The Institute of Medicine’s 2014 report on end-of-life care should be a wake-up call for Americans, Dr. Byock argues.

“We all ought to be angry,” he says. “And we ought to be calling on the carpet the deans of medical schools who give degrees to young physicians who have not been trained to have serious conversations about end-of-life preferences with patients and who have not been adequately trained to assess and treat people’s pain.”

A professor of medicine, psychiatry and medical humanities at the University of Rochester (New York) medical school, Timothy E. Quill, MD, agrees that many medical colleges could do a better job of preparing future physicians to provide end-of-life care. But he views physician-assisted death as the last step in a continuum of choices that should be available to terminally ill patients.

“Why is it considered ethical to die of ‘natural causes’ after a long heroic fight against illness filled with ‘unnatural’ life-prolonging medical interventions and unethical to allow patients to take charge at the end of a long illness and choose to die painlessly and quickly?” Dr. Quill asked in his book Death and Dignity: Making Choices and Taking Charge.

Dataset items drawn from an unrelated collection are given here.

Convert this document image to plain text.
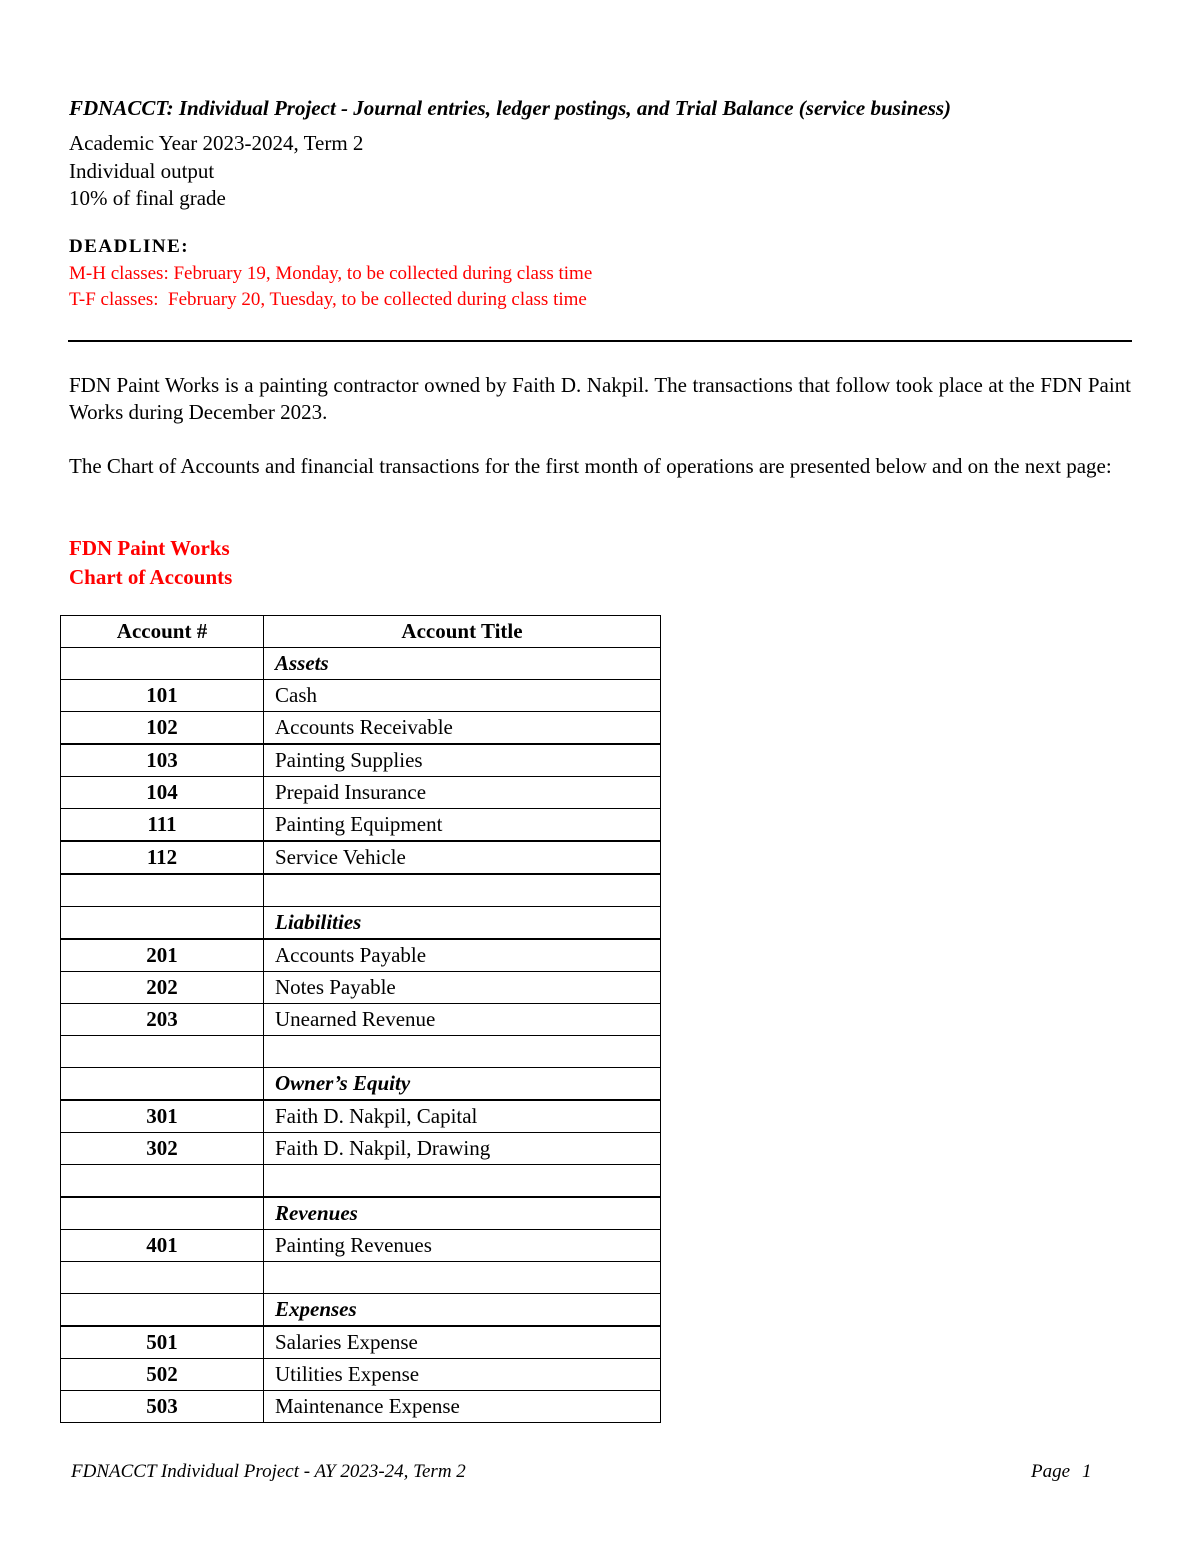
FDNACCT: Individual Project - Journal entries, ledger postings, and Trial Balance (service business)
Academic Year 2023-2024, Term 2
Individual output
10% of final grade
DEADLINE:
M-H classes: February 19, Monday, to be collected during class time
T-F classes:  February 20, Tuesday, to be collected during class time
FDN Paint Works is a painting contractor owned by Faith D. Nakpil. The transactions that follow took place at the FDN Paint Works during December 2023.
The Chart of Accounts and financial transactions for the first month of operations are presented below and on the next page:
FDN Paint Works
Chart of Accounts
Account #	Account Title
	Assets
101	Cash
102	Accounts Receivable
103	Painting Supplies
104	Prepaid Insurance
111	Painting Equipment
112	Service Vehicle

	Liabilities
201	Accounts Payable
202	Notes Payable
203	Unearned Revenue

	Owner’s Equity
301	Faith D. Nakpil, Capital
302	Faith D. Nakpil, Drawing

	Revenues
401	Painting Revenues

	Expenses
501	Salaries Expense
502	Utilities Expense
503	Maintenance Expense
FDNACCT Individual Project - AY 2023-24, Term 2	Page 1
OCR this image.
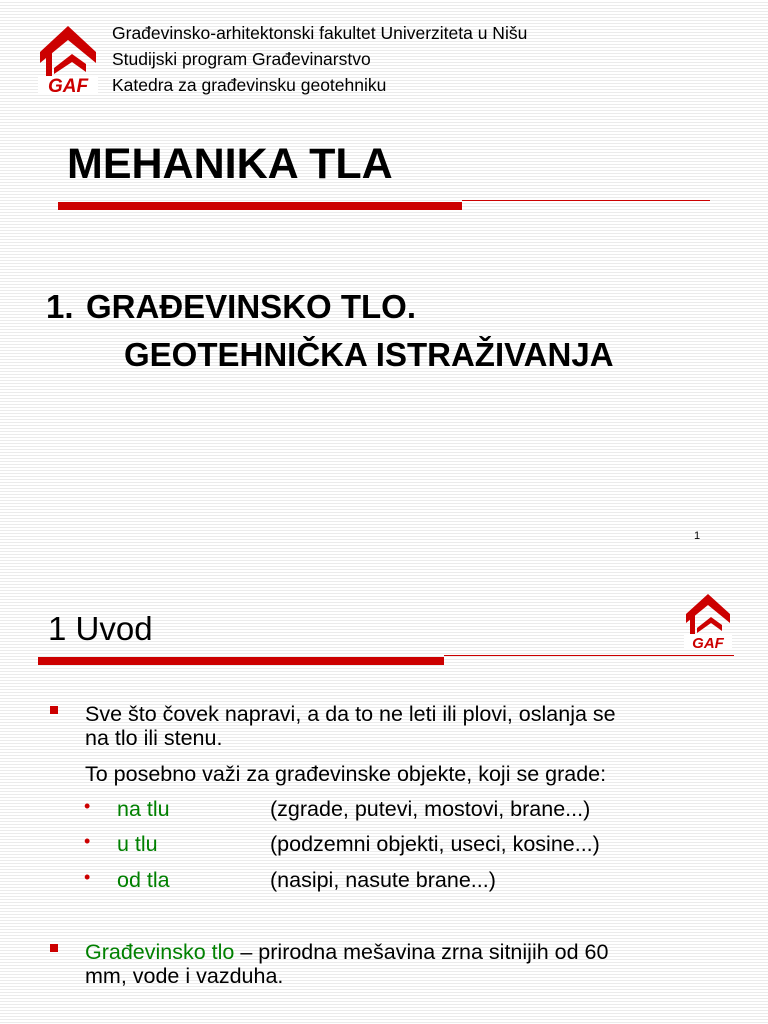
GAF
Građevinsko-arhitektonski fakultet Univerziteta u Nišu
Studijski program Građevinarstvo
Katedra za građevinsku geotehniku
MEHANIKA TLA
1. GRAĐEVINSKO TLO.
GEOTEHNIČKA ISTRAŽIVANJA
1
GAF
1 Uvod
Sve što čovek napravi, a da to ne leti ili plovi, oslanja se
na tlo ili stenu.
To posebno važi za građevinske objekte, koji se grade:
• na tlu	(zgrade, putevi, mostovi, brane...)
• u tlu	(podzemni objekti, useci, kosine...)
• od tla	(nasipi, nasute brane...)
Građevinsko tlo – prirodna mešavina zrna sitnijih od 60
mm, vode i vazduha.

As a hospice and palliative medicine specialist, Dr. Quill believes that all other possibilities should be considered before physician-assisted suicide.

“We should look at every alternative to this,” he says. “But there are tough cases, and there always will be tough cases. And some of the things we ask people to go through at the end of life are not acceptable to some patients.

“If we’re patient-centered and trying to keep the patient in charge, we will see cases in which individuals choose physician aid in dying. In our culture, we give people choices about how much treatment they are willing to go through and when they can stop the treatment and opt for hospice care. It’s pretty arbitrary to let dying patients have these choices but not the ability to choose how and when their lives will end.”